As ambivalências do amor dominam a primeira parte: tanto vai beber ao hip hop soul de uma Mary J. Blige em meados dos anos 90, como explora o R&B contemporâneo, mais nocturno e insular, de Summer Walker e 6lack. Do órgão que crepita em Com calma à batida mais fria de Barco, entre a bossa nova celebratória de Noite e a beleza mais convencional de Luz, Ivandro une tudo pelo poder das cordas vocais.
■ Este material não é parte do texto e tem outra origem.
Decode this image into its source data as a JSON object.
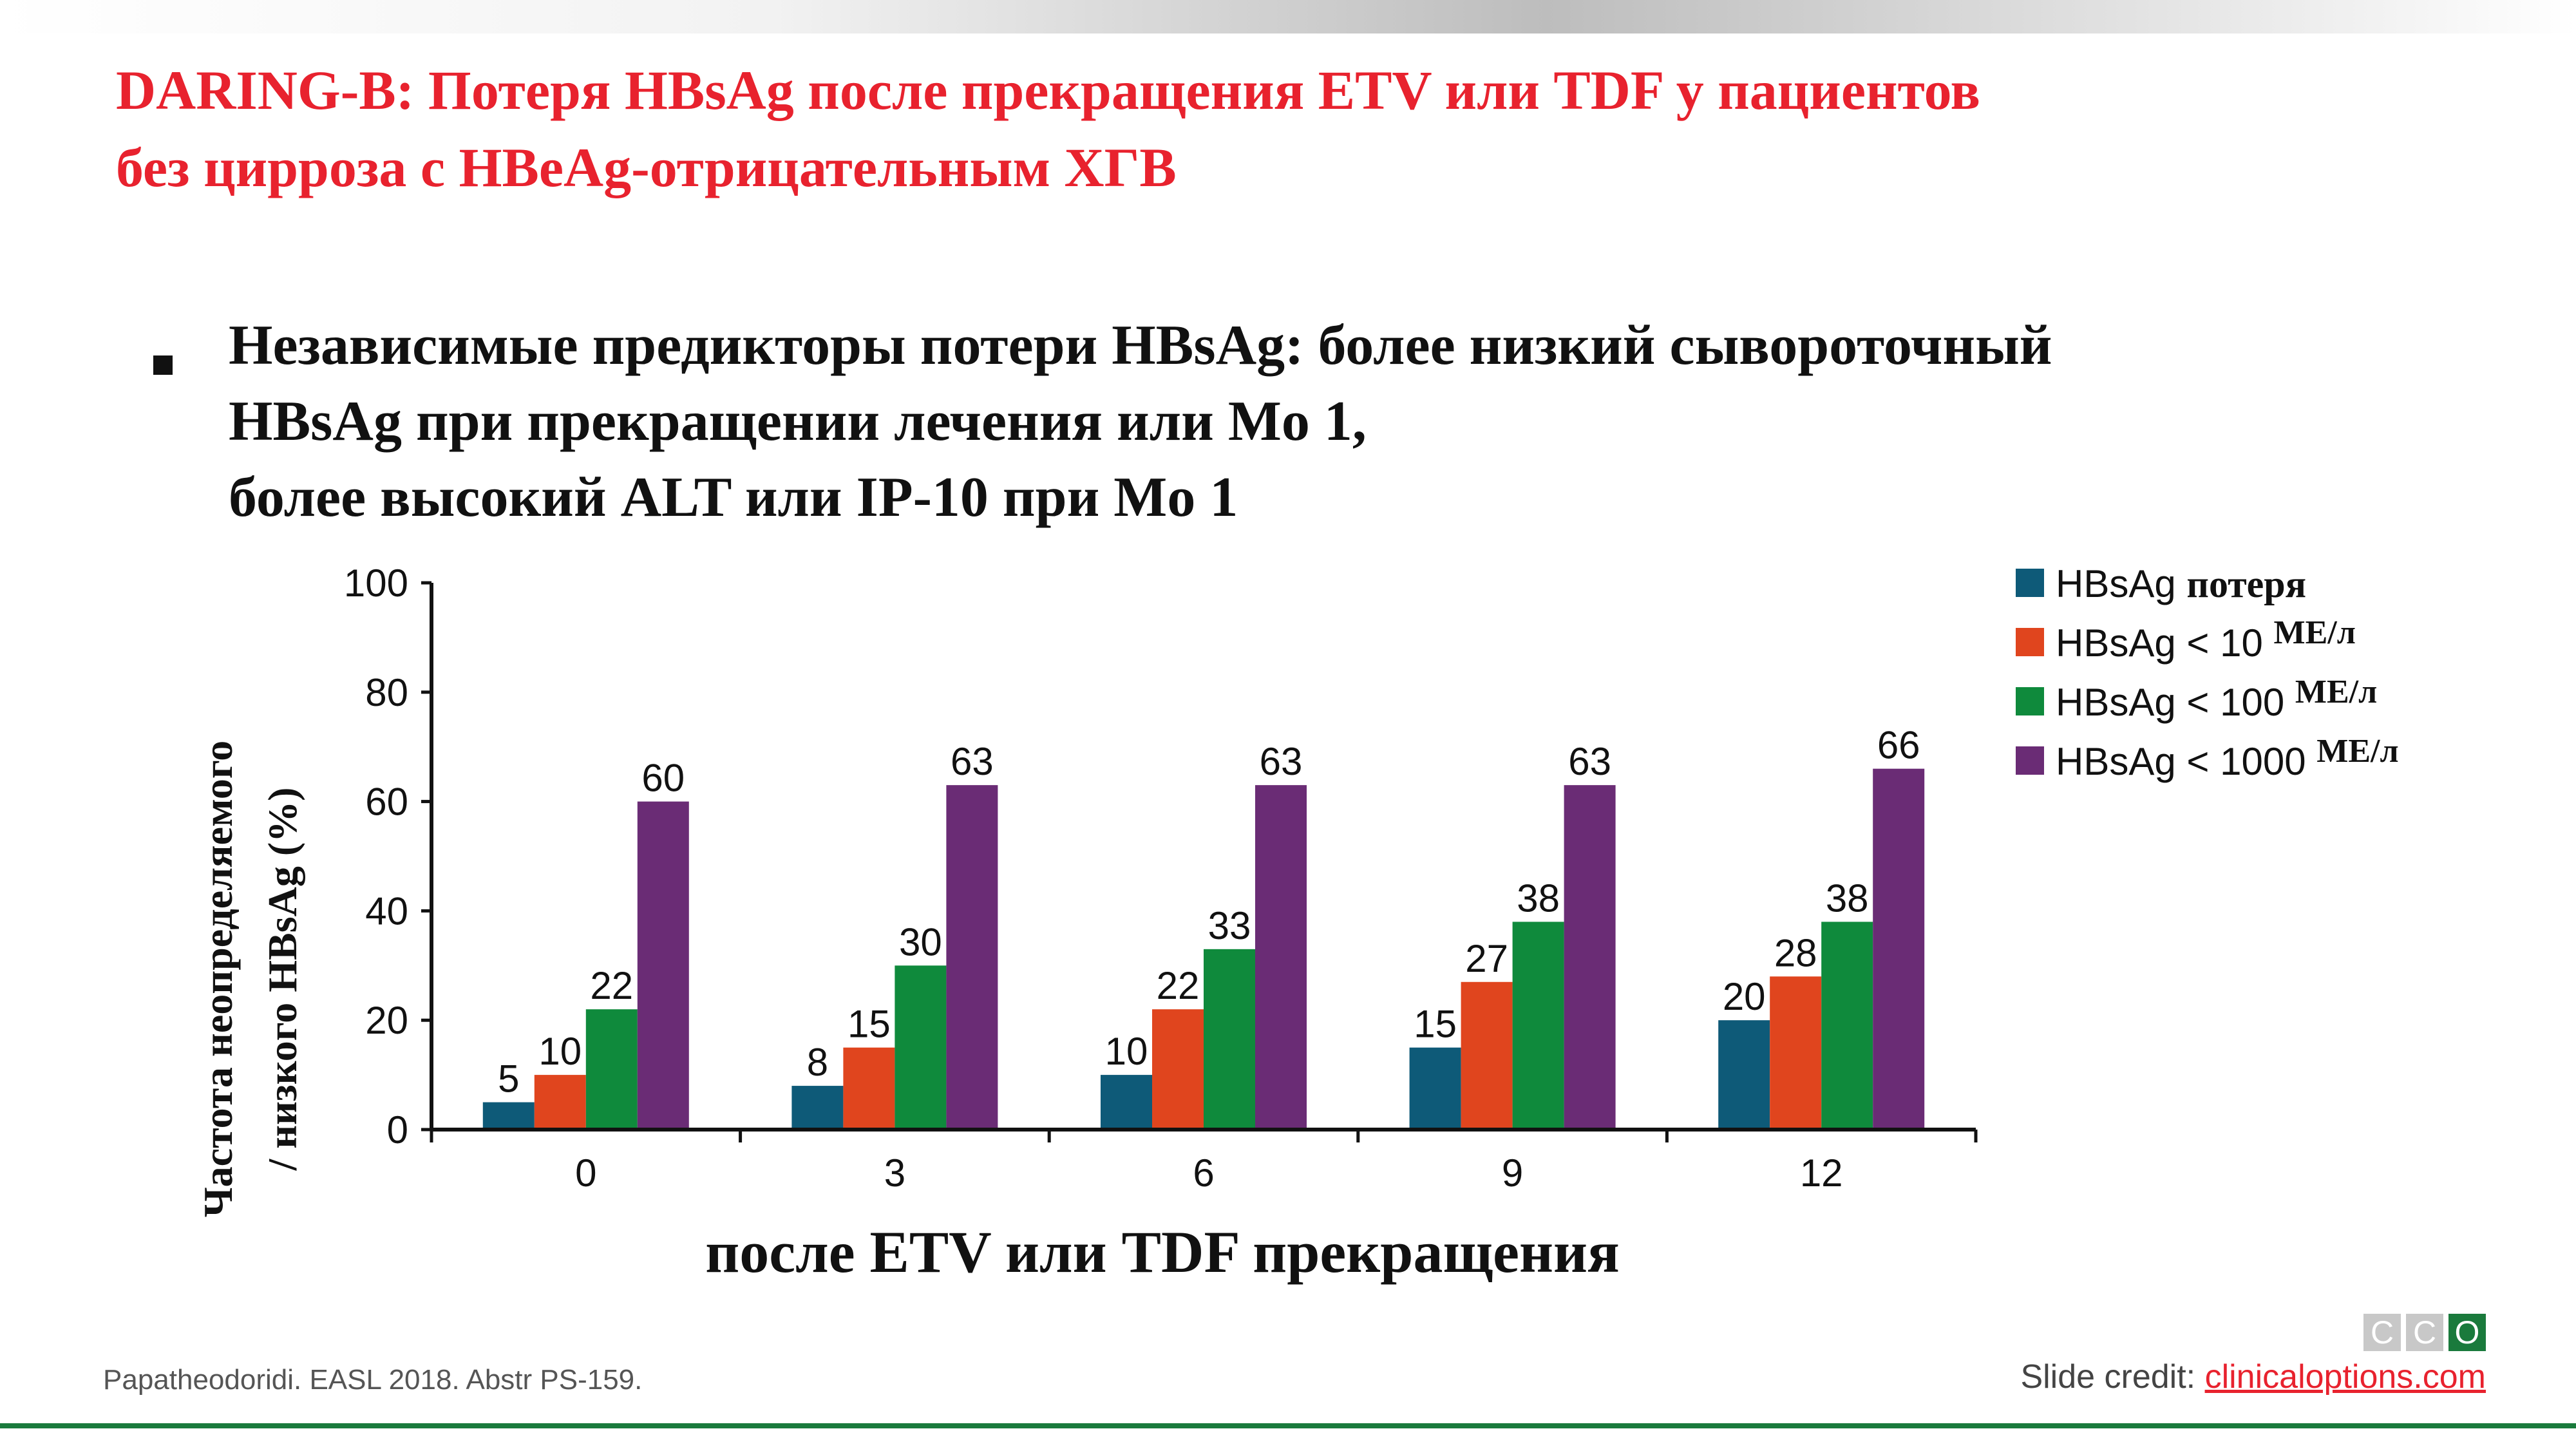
{
  "title": {
    "line1": "DARING-B: Потеря HBsAg после прекращения ETV или TDF у пациентов",
    "line2": "без цирроза с HBeAg-отрицательным ХГВ"
  },
  "bullet": {
    "line1": "Независимые предикторы потери HBsAg: более низкий сывороточный",
    "line2": "HBsAg при прекращении лечения или Mo 1,",
    "line3": "более высокий ALT или IP-10 при Mo 1"
  },
  "chart_data": {
    "type": "bar",
    "xlabel": "после ETV или TDF прекращения",
    "ylabel_line1": "Частота неопределяемого",
    "ylabel_line2": "/ низкого HBsAg (%)",
    "categories": [
      "0",
      "3",
      "6",
      "9",
      "12"
    ],
    "ylim": [
      0,
      100
    ],
    "yticks": [
      0,
      20,
      40,
      60,
      80,
      100
    ],
    "legend_position": "top-right",
    "grid": false,
    "series": [
      {
        "name": "HBsAg",
        "name_suffix": "потеря",
        "color": "#0e5a78",
        "values": [
          5,
          8,
          10,
          15,
          20
        ]
      },
      {
        "name": "HBsAg < 10",
        "name_suffix": "МЕ/л",
        "color": "#e0451e",
        "values": [
          10,
          15,
          22,
          27,
          28
        ]
      },
      {
        "name": "HBsAg < 100",
        "name_suffix": "МЕ/л",
        "color": "#0f8a3c",
        "values": [
          22,
          30,
          33,
          38,
          38
        ]
      },
      {
        "name": "HBsAg < 1000",
        "name_suffix": "МЕ/л",
        "color": "#6a2c75",
        "values": [
          60,
          63,
          63,
          63,
          66
        ]
      }
    ]
  },
  "footer": {
    "citation": "Papatheodoridi. EASL 2018. Abstr PS-159.",
    "credit_label": "Slide credit: ",
    "credit_link": "clinicaloptions.com",
    "logo_letters": [
      "C",
      "C",
      "O"
    ],
    "logo_colors": [
      "#c8c8c8",
      "#c8c8c8",
      "#1a7a3c"
    ]
  }
}
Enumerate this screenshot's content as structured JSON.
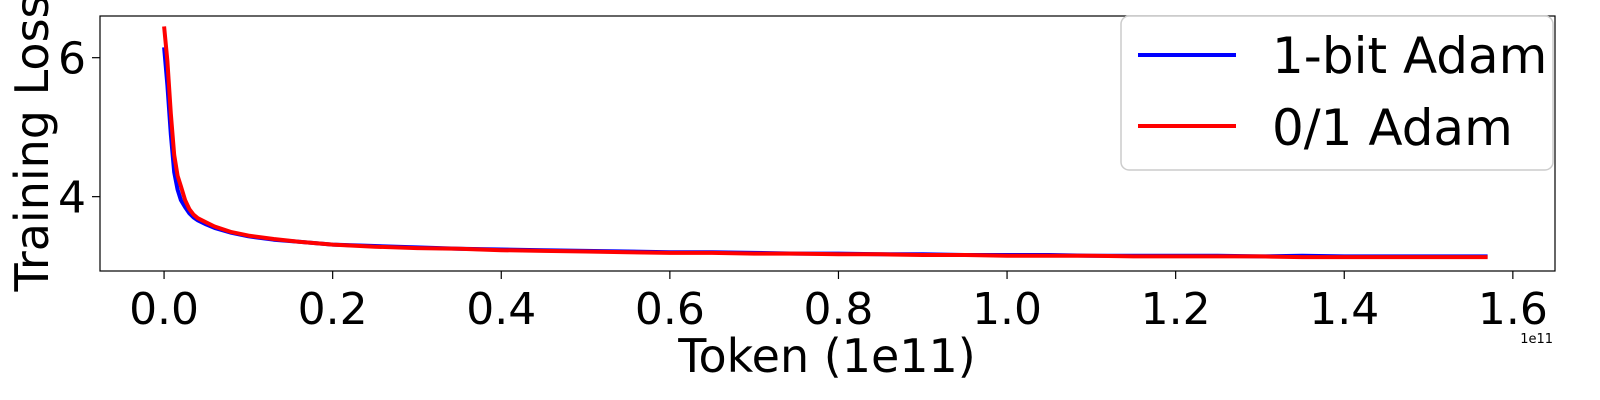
{
  "chart_data": {
    "type": "line",
    "xlabel": "Token (1e11)",
    "ylabel": "Training Loss",
    "x_offset_label": "1e11",
    "xlim": [
      -0.076,
      1.65
    ],
    "ylim": [
      2.93,
      6.6
    ],
    "x_ticks": [
      0.0,
      0.2,
      0.4,
      0.6,
      0.8,
      1.0,
      1.2,
      1.4,
      1.6
    ],
    "x_tick_labels": [
      "0.0",
      "0.2",
      "0.4",
      "0.6",
      "0.8",
      "1.0",
      "1.2",
      "1.4",
      "1.6"
    ],
    "y_ticks": [
      4,
      6
    ],
    "y_tick_labels": [
      "4",
      "6"
    ],
    "grid": false,
    "legend_position": "top-right",
    "series": [
      {
        "name": "1-bit Adam",
        "color": "#0000ff",
        "x": [
          0.0,
          0.004,
          0.008,
          0.012,
          0.016,
          0.02,
          0.025,
          0.03,
          0.035,
          0.04,
          0.05,
          0.06,
          0.08,
          0.1,
          0.13,
          0.16,
          0.2,
          0.25,
          0.3,
          0.35,
          0.4,
          0.45,
          0.5,
          0.55,
          0.6,
          0.65,
          0.7,
          0.75,
          0.8,
          0.85,
          0.9,
          0.95,
          1.0,
          1.05,
          1.1,
          1.15,
          1.2,
          1.25,
          1.3,
          1.35,
          1.4,
          1.45,
          1.5,
          1.57
        ],
        "y": [
          6.15,
          5.6,
          4.9,
          4.35,
          4.1,
          3.95,
          3.85,
          3.76,
          3.7,
          3.66,
          3.6,
          3.55,
          3.48,
          3.43,
          3.38,
          3.35,
          3.31,
          3.29,
          3.27,
          3.25,
          3.24,
          3.23,
          3.22,
          3.21,
          3.2,
          3.2,
          3.19,
          3.18,
          3.18,
          3.17,
          3.17,
          3.16,
          3.16,
          3.16,
          3.15,
          3.15,
          3.15,
          3.15,
          3.14,
          3.15,
          3.14,
          3.14,
          3.14,
          3.14
        ]
      },
      {
        "name": "0/1 Adam",
        "color": "#ff0000",
        "x": [
          0.0,
          0.004,
          0.008,
          0.012,
          0.016,
          0.02,
          0.025,
          0.03,
          0.035,
          0.04,
          0.05,
          0.06,
          0.08,
          0.1,
          0.13,
          0.16,
          0.2,
          0.25,
          0.3,
          0.35,
          0.4,
          0.45,
          0.5,
          0.55,
          0.6,
          0.65,
          0.7,
          0.75,
          0.8,
          0.85,
          0.9,
          0.95,
          1.0,
          1.05,
          1.1,
          1.15,
          1.2,
          1.25,
          1.3,
          1.35,
          1.4,
          1.45,
          1.5,
          1.57
        ],
        "y": [
          6.45,
          5.95,
          5.2,
          4.6,
          4.3,
          4.15,
          3.95,
          3.82,
          3.74,
          3.69,
          3.63,
          3.57,
          3.49,
          3.44,
          3.39,
          3.35,
          3.31,
          3.28,
          3.26,
          3.25,
          3.23,
          3.22,
          3.21,
          3.2,
          3.19,
          3.19,
          3.18,
          3.18,
          3.17,
          3.17,
          3.16,
          3.16,
          3.15,
          3.15,
          3.15,
          3.14,
          3.14,
          3.14,
          3.14,
          3.13,
          3.13,
          3.13,
          3.13,
          3.13
        ]
      }
    ]
  }
}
Isso aplica-se também à segunda metade do álbum, dividida entre baladas e gingas; mais vaidosa, mas nunca altiva. “Não dá p’ra esquecer a guita/ quando viemos do nada”, verso da inegável Chakras, demonstra a empatia que respiram estas composições, com dedo de D’ay, Marcus Costa, Frankieontheguitar e outros magos do estúdio.

A longa duração do disco não põe em causa o bom controlo de qualidade (garante também de um bom número de reproduções em streaming, claro), mas, infelizmente, também acaba por diluir os momentos em que Ivandro se revela um verdadeiro artesão da melodia, como aqueles que abrem e encerram Trovador. Os convidados especiais do disco, de António Zambujo a Julinho KSD, de Marisa Liz a Slow J, parecem subscrever esse estatuto, ou, pelo menos, alinhar Ivandro numa rede estratégica, de máxima amplitude comercial. (E também da música independente vem a legitimação, como há duas semanas, quando Maria Reis – uma das melhores melodistas hoje – cantou Como tu, dueto de Ivandro com Bárbara Bandeira, na Sala Lisa, em Lisboa.)

Mais do que registar um ideal artístico já polido e inatacável, talvez o verdadeiro triunfo de um álbum de estreia seja agir como certidão de maturidade. Basta interromper Trovador com uma rápida audição de Por Ti (2017, o primeiríssimo single do artista) e regressar: é evidente, Ivandro está a alcançar a melhor versão de si. Se a próxima for um pouco mais económica com o seu tempo, tanto melhor.